The simplest definition of emptying would be to transfer the entire contents, as it is what usually happens. However, if this began to be guarded against the attack would then likely come as several separate transactions to empty the wallet in pieces. The service could offer the option of defining what emptying would be (anything greater than XX BTC in one transaction or over a certain period of time, perhaps).
If you wanted to spend YY BTC and YY >= XX, then this is where the user would have to alert the service to whitelist the request, as described above. If it YY < XX, then you could just spend the amount without requiring any further action.
If the fee on the saving transaction needed to be higher to succeed, then this is where the user would need to create several transactions, with varying fees in order to combat this. Alternatively, the best solution would be if the miner would choose to accept a transaction broadcast by the service over another one, regardless of relative fees (a hacker could put 10 BTC in the transaction fee if that meant it would go through, while a user would never do that willingly for his own transaction).

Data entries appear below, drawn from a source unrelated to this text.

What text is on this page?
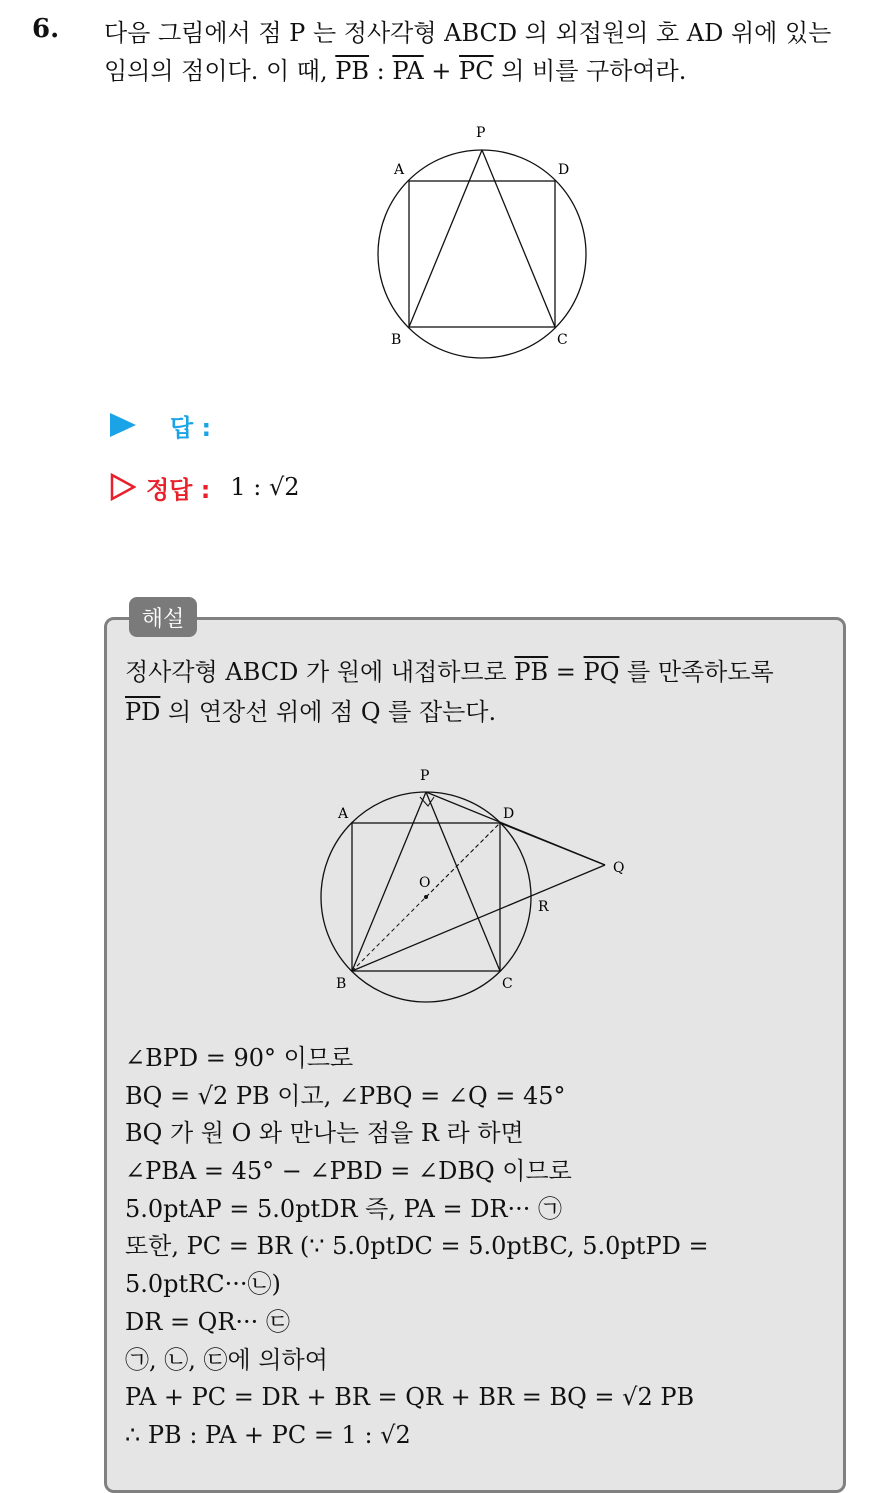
6. 다음 그림에서 점 P 는 정사각형 ABCD 의 외접원의 호 AD 위에 있는
임의의 점이다. 이 때, $\overline{PB}$ : $\overline{PA} + \overline{PC}$ 의 비를 구하여라.
P
A	D
B	C
답 :
정답 : 1 : √2
해설
정사각형 ABCD 가 원에 내접하므로 $\overline{PB} = \overline{PQ}$ 를 만족하도록
$\overline{PD}$ 의 연장선 위에 점 Q 를 잡는다.
P
A	D
O
Q
R
B	C
∠BPD = 90° 이므로
BQ = √2 PB 이고, ∠PBQ = ∠Q = 45°
BQ 가 원 O 와 만나는 점을 R 라 하면
∠PBA = 45° − ∠PBD = ∠DBQ 이므로
5.0ptAP = 5.0ptDR 즉, PA = DR··· ㉠
또한, PC = BR (∵ 5.0ptDC = 5.0ptBC, 5.0ptPD =
5.0ptRC···㉡)
DR = QR··· ㉢
㉠, ㉡, ㉢에 의하여
PA + PC = DR + BR = QR + BR = BQ = √2 PB
∴ PB : PA + PC = 1 : √2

- Is it possible to know that the transaction was broadcast by the service? If so, then with the acceptance by the mining community to prefer the “eject” transactions, the service becomes much more valuable and effective.
You could send it directly to the miners, but most miners/pools go by monetary incentives and not ethics *cough* GHash *cough*.
If a service were implemented and were to become effective, this would increase the value of bitcoin, and thus the value for the miners. So while an individual hacker transaction might make more sense to be accepted because it has a higher fee, the overall monetary gain would be most to help make a more reliable and safe system for everyone. Of course, as you say, its up to the miners.
Thanks for your responses and input.